The project dealt with choosing software to do advanced professional forecasting. Many products were reviewed, including open-source and proprietary tools such as SAS, STATA, Spotfire, R, Python, Forecast Pro, and others. My role was to lead the discussion and make final decisions on the chosen software. Others included in the discussion were colleagues and potential users. The ultimate decision was to use SAS Forecast Studio.
  • Easy to use
  • The reviews seem to be genuine
  • The reviews present pros and cons and discuss options. Real helpful.
  • I think it would be even more helpful to have videos of people actually using the software.
  • On some things, it didn't seem like the reviewer was as knowledgeable about the software as I would have expected.
  • Some reviews are too glowing. I like to see downside as well.
Ah, yes, some vendors will actually post pricing or provide pricing information when requested in a timely manner. Some vendors, on the other hand, are less than transparent about their software pricing, requiring me and the team to request pricing options more than once to get a real idea of what the software/project will cost. I think the more transparent firms tend to be the ones I like best.
I have used four of the software tools mentioned - G2, Capterra, Gartner Peer Insights, and SoftwareAdvice. I find written information from TrustRadius to be the best, but lacking in video offering. I often use more than one review site, and G2 comes in on top when I look for actual video footage of the reviewer. I trust the written reviews from TrustRadius more, though.
I use Gartner magic Quadrant and Forrester Wave reports for gaining insight into how software tools compare to each other on broad levels. They offer a relative performance and quality perspective and as such, were very helpful. In thinking about what I don't like about them, I don't usually trust their rankings and the information provided behind the graphics is often lacking, requiring further research from sites like TrustRadius.

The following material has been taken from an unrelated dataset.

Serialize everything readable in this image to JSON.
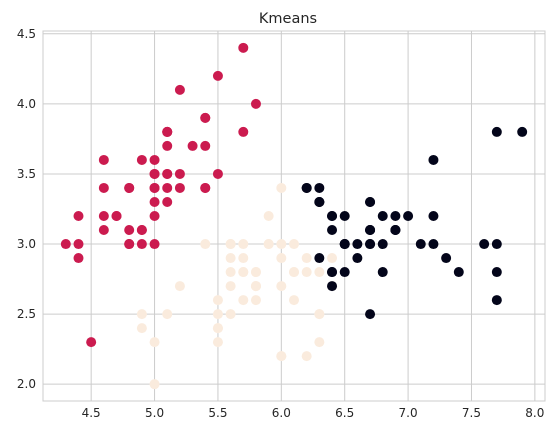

In my experience, product ratings can have significant influence on the final product chosen. Typically, one of the software tools from the top of the rankings is chosen, although interestingly, often not the top tool. More often than not, the product rankings are used as a sifting tool to limit the number of software programs that I or the team review, kind of like the way job postings limit the number of resumes that have to be reviewed by requiring a masters degree.
I think the two biggest challenges when evaluating software are first, individuals with pre-chosen tools, and second, individuals that loaf off of the group. On the first challenge, the issue is typically unresolved throughout the evaluation, but one way to help in dealing with it is to require individuals with pro-chosen tools to physically evaluate alternative tools. On the second: the best way to deal with it is to require these individuals to come with suggestions to the meetings.
Although TrustRadius is imperfect, using TrustRadius was very helpful and continues to be helpful in making important team decisions. I think having TrustRadius at my disposal before talking with colleagues makes me more informed than others in the room. Because of the information advantage, I gain from using TrustRadius, I would recommend it to most anyone researching software products.